Re: Is BOD Merely a "Disputed Issue?"
« Reply #238 on: August 24, 2018, 02:32:13 PM »
But by using and, the BoDers will say that we're mistranslating the word ... which technically we are, based on our reading of it.

You're right, though, the "or" in the baseball example is inherently AMBIGUOUS.  It could go either way.  But it's immediately disambiguated by the phrases which follows.

Trent says "justification cannot happen without the laver or the desire, as it is written, unless a man be born again of water and the Holy Spirit."  Trent is using Our Lord's words as a citation proof-text for the "laver or the desire", since Our Lord's water corresponds with the laver and the Holy Ghost with the desire (since earlier Trent taught that the Holy Ghost inspires this desire in the soul).  So to take this passage the BoDer way would be to say that Trent taught.  "you can be justified with either water or the desire because Jesus taught that we must be born again of water AND the desire".

And this word "voto" is found in the Justification section; not even in the Sacraments section nor the Baptism canons.

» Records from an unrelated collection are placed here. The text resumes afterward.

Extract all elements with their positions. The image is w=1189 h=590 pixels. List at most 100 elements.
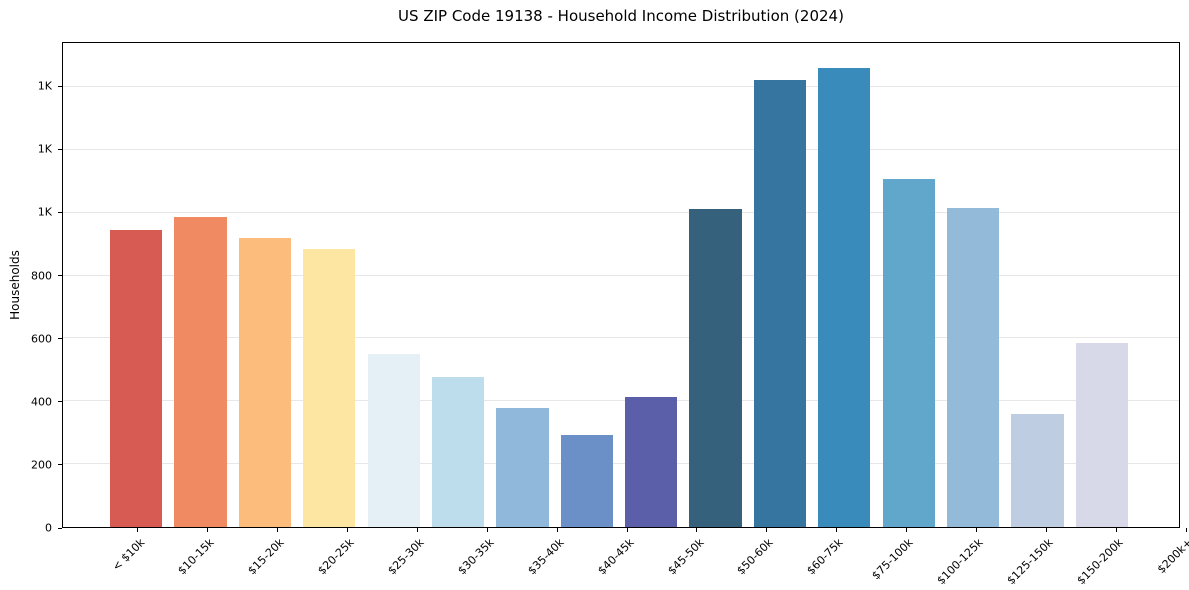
y-tick-label: 600 bbox=[31, 332, 52, 346]
x-tick-slot bbox=[942, 528, 1012, 532]
y-tick-mark bbox=[58, 148, 62, 150]
bar-slot bbox=[941, 43, 1005, 527]
bars-layer bbox=[63, 43, 1179, 527]
bar-slot bbox=[1070, 43, 1134, 527]
bar-$25-30k bbox=[367, 354, 420, 527]
y-tick-label: 400 bbox=[31, 395, 52, 409]
bar-$35-40k bbox=[496, 408, 549, 527]
x-tick-label: $100-125k bbox=[934, 536, 986, 588]
x-tick-mark bbox=[696, 528, 698, 532]
x-tick-slot bbox=[522, 528, 592, 532]
gridline bbox=[63, 400, 1179, 402]
x-label-slot: $45-50k bbox=[662, 528, 732, 588]
y-tick-mark bbox=[58, 338, 62, 340]
x-tick-mark bbox=[975, 528, 977, 532]
x-label-slot: $125-150k bbox=[1004, 528, 1081, 588]
bar-slot bbox=[555, 43, 619, 527]
x-tick-label: $25-30k bbox=[385, 536, 427, 578]
x-tick-slot bbox=[1081, 528, 1151, 532]
x-tick-label: $40-45k bbox=[594, 536, 637, 578]
x-label-slot: < $10k bbox=[103, 528, 173, 588]
x-tick-mark bbox=[486, 528, 488, 532]
x-tick-label: $150-200k bbox=[1074, 536, 1126, 588]
x-tick-mark bbox=[347, 528, 349, 532]
x-tick-label: $60-75k bbox=[804, 536, 846, 578]
bar-slot bbox=[683, 43, 747, 527]
y-tick-mark bbox=[58, 527, 62, 529]
bar-$45-50k bbox=[625, 397, 678, 527]
x-tick-slot bbox=[383, 528, 453, 532]
x-tick-mark bbox=[836, 528, 838, 532]
x-tick-label: $15-20k bbox=[245, 536, 287, 578]
bar-$75-100k bbox=[818, 68, 871, 527]
y-tick-label: 1K bbox=[37, 205, 52, 219]
gridline bbox=[63, 274, 1179, 276]
x-tick-label: $45-50k bbox=[664, 536, 707, 578]
x-tick-mark bbox=[416, 528, 418, 532]
y-tick-label: 1K bbox=[37, 79, 52, 93]
bar-slot bbox=[297, 43, 361, 527]
x-tick-label: $200k+ bbox=[1155, 536, 1189, 577]
x-tick-mark bbox=[137, 528, 139, 532]
x-label-slot: $60-75k bbox=[802, 528, 872, 588]
bar-slot bbox=[233, 43, 297, 527]
x-label-slot: $40-45k bbox=[592, 528, 662, 588]
gridline bbox=[63, 86, 1179, 87]
x-tick-label: $50-60k bbox=[734, 536, 777, 578]
x-tick-slot bbox=[103, 528, 173, 532]
bar-$15-20k bbox=[238, 237, 291, 527]
x-label-slot: $25-30k bbox=[383, 528, 453, 588]
bar-$60-75k bbox=[753, 80, 806, 527]
x-tick-mark bbox=[1185, 528, 1187, 532]
bar-$125-150k bbox=[946, 207, 1000, 527]
bar-slot bbox=[877, 43, 941, 527]
x-label-slot: $10-15k bbox=[173, 528, 243, 588]
plot-area bbox=[62, 42, 1180, 528]
x-tick-slot bbox=[452, 528, 522, 532]
bar-slot bbox=[619, 43, 683, 527]
bar-$200k+ bbox=[1075, 343, 1128, 527]
bar-slot bbox=[362, 43, 426, 527]
bar-$50-60k bbox=[689, 208, 742, 527]
y-tick-mark bbox=[58, 211, 62, 213]
x-tick-label: $20-25k bbox=[315, 536, 357, 578]
x-tick-slot bbox=[1151, 528, 1189, 532]
x-axis-ticks bbox=[62, 528, 1189, 532]
bar-$40-45k bbox=[560, 435, 613, 527]
y-tick-mark bbox=[58, 85, 62, 87]
y-tick-label: 800 bbox=[31, 269, 52, 283]
y-tick-label: 0 bbox=[45, 521, 52, 535]
x-tick-label: $10-15k bbox=[175, 536, 218, 578]
x-tick-slot bbox=[872, 528, 942, 532]
x-tick-slot bbox=[173, 528, 243, 532]
x-label-slot: $20-25k bbox=[313, 528, 383, 588]
x-tick-label: $75-100k bbox=[869, 536, 916, 583]
gridline bbox=[63, 337, 1179, 339]
bar-slot bbox=[1005, 43, 1069, 527]
bar-$10-15k bbox=[174, 216, 227, 527]
chart-title: US ZIP Code 19138 - Household Income Dis… bbox=[398, 7, 844, 25]
x-tick-label: < $10k bbox=[109, 536, 148, 574]
x-label-slot: $35-40k bbox=[522, 528, 592, 588]
x-tick-label: $125-150k bbox=[1004, 536, 1056, 588]
x-tick-mark bbox=[207, 528, 209, 532]
x-tick-mark bbox=[277, 528, 279, 532]
y-tick-mark bbox=[58, 275, 62, 277]
bar-slot bbox=[812, 43, 876, 527]
x-tick-slot bbox=[313, 528, 383, 532]
x-label-slot: $30-35k bbox=[452, 528, 522, 588]
bar-$30-35k bbox=[431, 377, 485, 527]
x-tick-mark bbox=[556, 528, 558, 532]
x-tick-mark bbox=[1045, 528, 1047, 532]
x-tick-slot bbox=[243, 528, 313, 532]
gridline bbox=[63, 148, 1179, 150]
y-tick-mark bbox=[58, 401, 62, 403]
x-tick-mark bbox=[1115, 528, 1117, 532]
bar-slot bbox=[490, 43, 554, 527]
bar-< $10k bbox=[110, 230, 163, 527]
x-tick-slot bbox=[662, 528, 732, 532]
bar-slot bbox=[426, 43, 490, 527]
x-tick-label: $35-40k bbox=[525, 536, 567, 578]
bar-slot bbox=[168, 43, 232, 527]
bar-$20-25k bbox=[303, 248, 356, 527]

If Trent would actually have taught "Baptism of Desire" as many are prone to carelessly affirm; then it would have made more sense for the statement to be included in the specific section dealing with Baptism.

Salvation by "justification" alone (for non-Catholics!), is basically what these people really believe in. They just throw the terms out there without knowing what they really mean nor the proper relations between them.

Re: Is BOD Merely a "Disputed Issue?"
« Reply #239 on: August 27, 2018, 01:23:29 PM »
A creed is a litany of articles of faith, a litany of dogmas. Some quote the Athanasian Creed as a proof that noone can be saved without confessing the articles of the same creed, since that creed not only lists some articles of faith but also declares the necessity to confess said articles to be saved.

There is another creed which beside its articles of faith declares that noone can be saved without confessing the same articles. It is the profession of faith of the Vatican Council:

Quote from: Vatican Council, Session 2, Jan 6, 1870

Profession of faith

1. [...] profession of faith which the holy Roman Church uses, namely:
[...]
4. I profess also that there are seven sacraments of the new law, truly and properly so called, instituted by our lord Jesus Christ and necessary for salvation, though each person need not receive them all. [...]
[...]
14. [...]
This true catholic faith, outside of which none can be saved, which I now freely profess [...]
papalencyclicals.net, Vatican Council

The text unequivocally states:

1.) (since the new law) noone can be saved without having received a sacrament
2.) anyone not confessing 1.) can't be saved

There is no use in quoting Fathers, Saints, theologians, catechisms or whatever other fallible sources to contradict and attack the creed of an ecuмenical council.